Crucially, the incident did not unfold in silence. According to multiple accounts, bystanders at the airport—described by El-Rufai's counsel as "ordinary Nigerians"—surrounded the scene and "insisted loudly that he could only be arrested upon a legitimate process" . These citizens, from the North, offered visible, public resistance.
The Facebook author draws a painful contrast:
"Just today at the airport, it was El-Rufai's brothers from the North who resisted the DSS and EFCC officials from arresting him. I doubt if Igbo brothers can do that."
'We Are Fantastic at Business. Politics? We Are Still Learning.'
The author does not spare his own ethnic group in his assessment of economic versus political achievement.
"We are fantastic at entrepreneurship, building businesses and turning terrible situations around. But, when it comes to politics and regionalization, we are still learning."
This distinction echoes a recurring theme in the Fayose-Chief Priest feud. Cubana Chief Priest, who has aligned himself with President Tinubu's City Boy Movement and declared support for the 'Renewed Hope Agenda', has defended his political choices as those of a businessman employing over 1,000 people . "I have chosen my path – business and politics," he stated, adding that he cannot afford to "fight the government" .
Fayose's counter-argument, however, has consistently tied wealth to political responsibility. In their exchange, Fayose challenged Chief Priest's source of wealth, comparing him unfavourably to convicted fraudster Hushpuppi and suggesting that "if we were in a normal country where they check wealth, you would be in jail by now" .
The Facebook author's intervention suggests that, for some Igbo observers, the tension between economic success and political cohesion remains unresolved—and that the current realignment of wealthy Igbo figures toward the Tinubu administration has reopened old wounds.
'No Regrets, No Surrender'
The post ends without equivocation. The author offers no apology for his critique, no softening of its edges. He is Igbo, he affirms, and he is not wrong.
The reaction has been predictably fierce. Some commenters have accused the author of internalised prejudice and betrayal. Others, including a user identified as "iamkenpaul," praised what they described as an Igbo man willing to "give it to my fellow Igbos wey no get sense" . One commenter, "bulliion," directly referenced the Fayose-Chief Priest feud: "I thought Chief Priest said, if MNK is not released, that they will not get a single vote from the east and that's fact. Chief Priest has chosen his pocket now".
What This Means
The significance of this intervention lies not in its originality—similar critiques have been made by Igbo intellectuals for decades—but in its timing and its source. It emerges at a moment when the Fayose-Chief Priest feud has become a proxy battle for a larger question: what does political loyalty mean for a region whose most prominent detainee remains in government custody while its most visible businessmen dine with his captors?

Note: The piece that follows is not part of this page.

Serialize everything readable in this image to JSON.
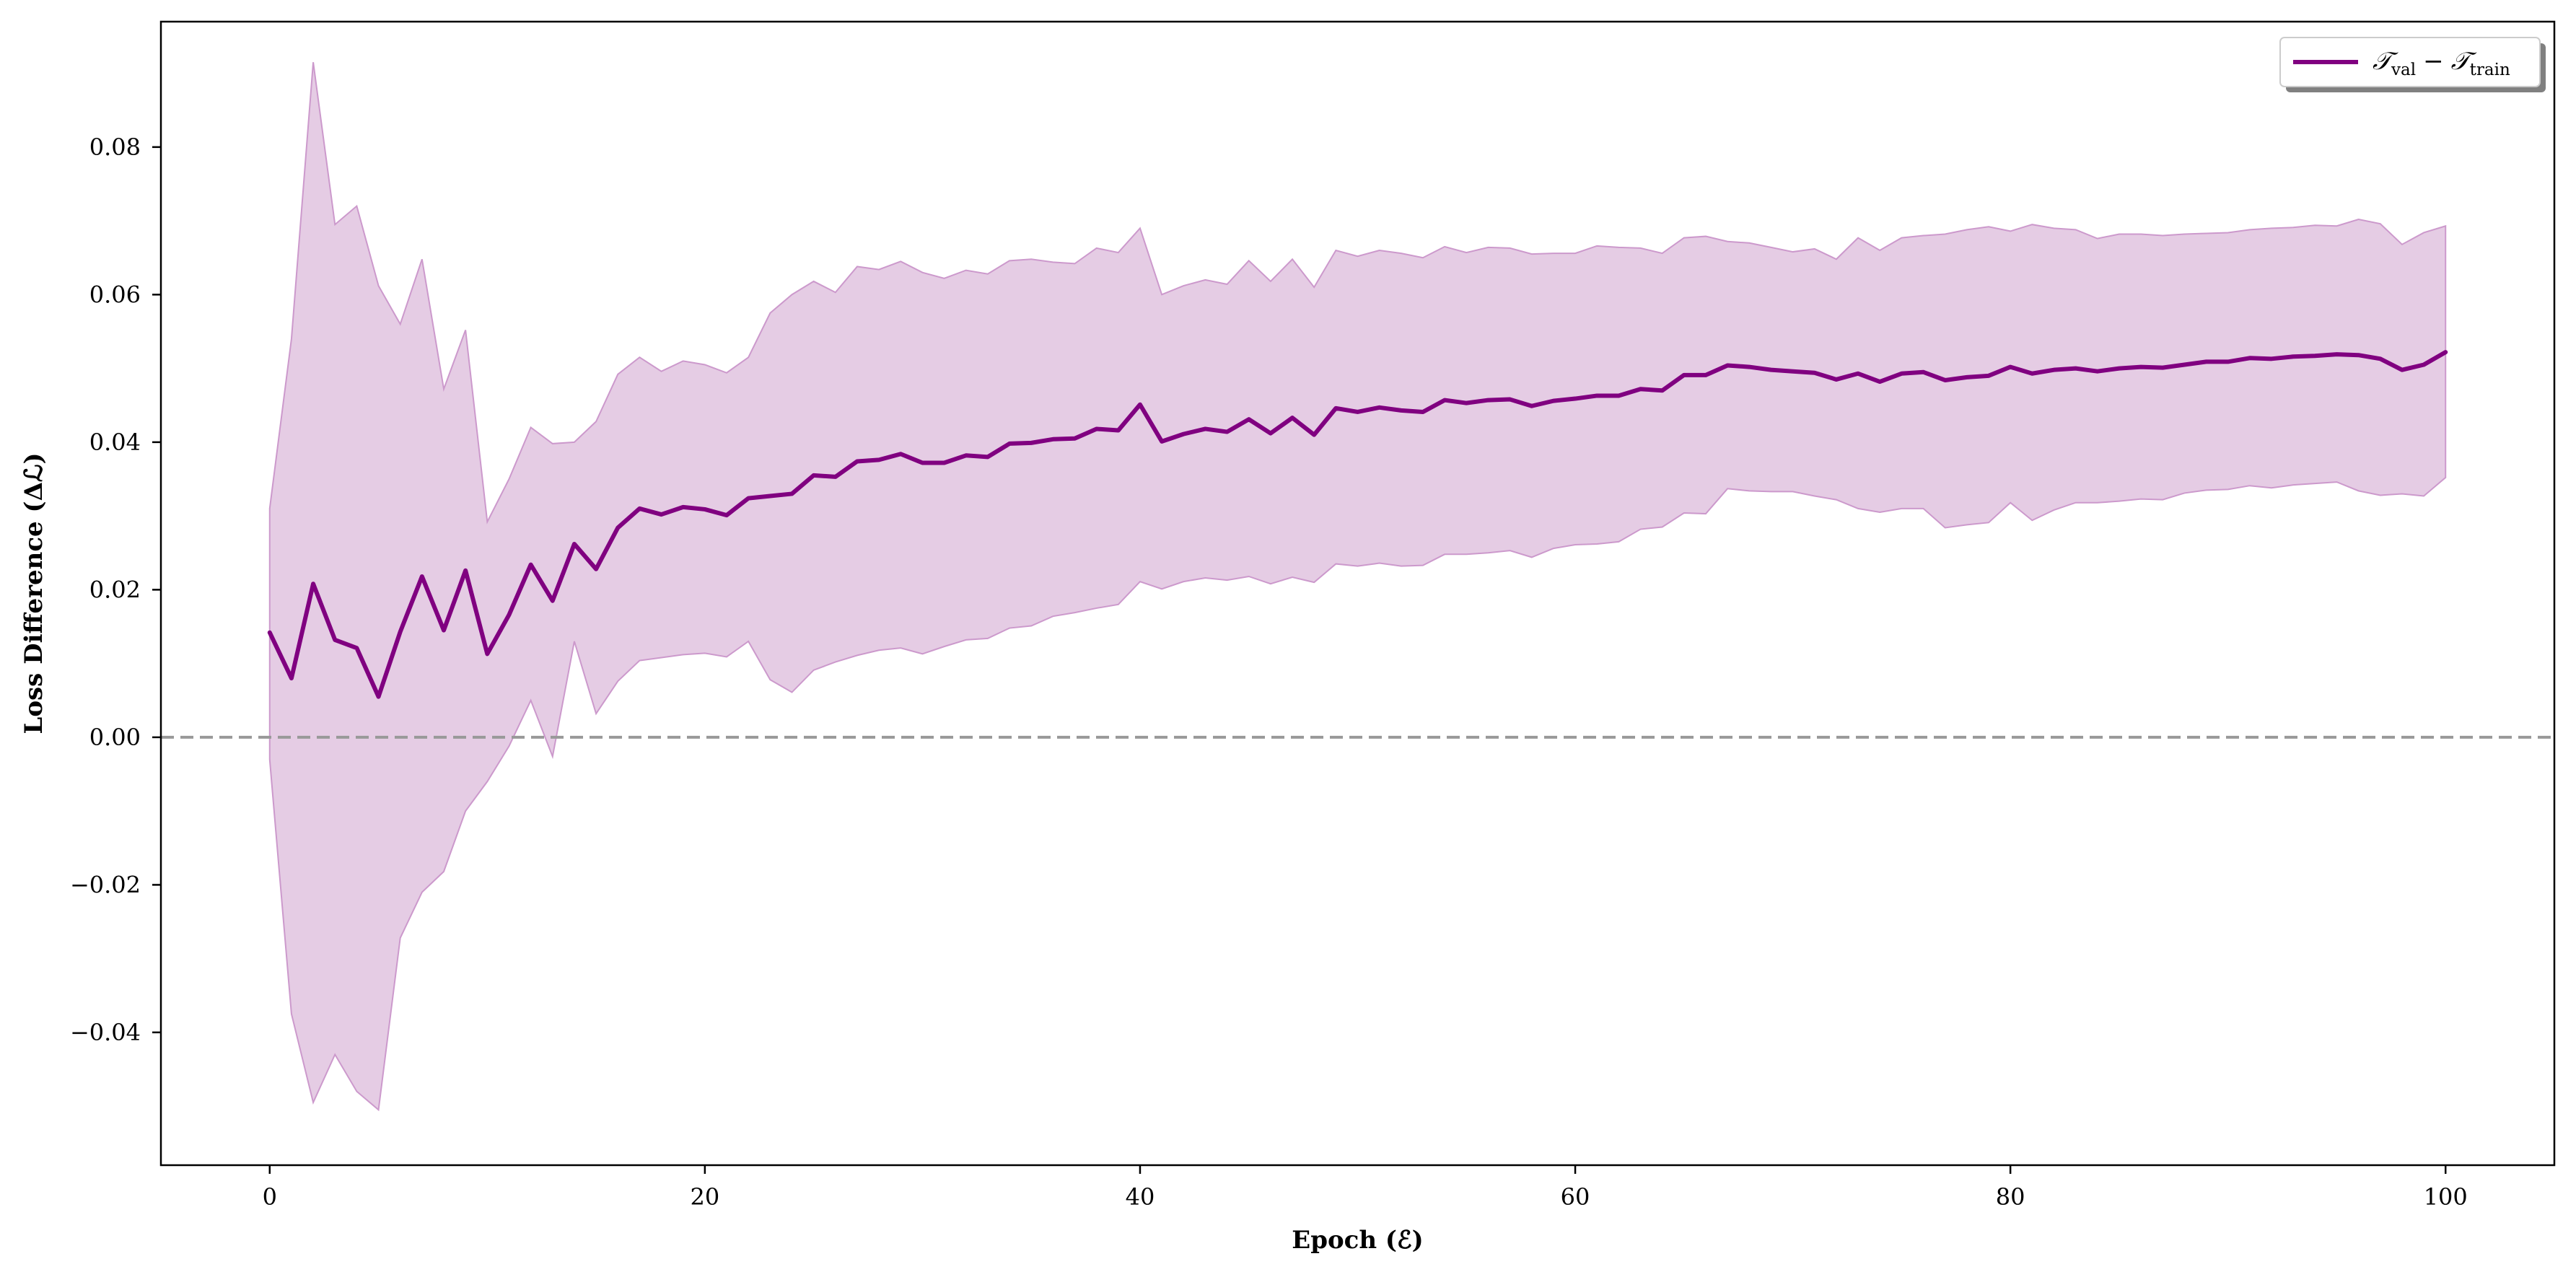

Isaac Fayose has already answered that question with characteristic bluntness. Cubana Chief Priest has answered it with defiance and a business card.
Now, an Igbo man on Facebook has answered it with history, disappointment, and the uncomfortable admission that the critique may not be entirely wrong.
And that, perhaps, is what makes this post sting more than any insult Fayose could muster. It is not external attack. It is internal reckoning.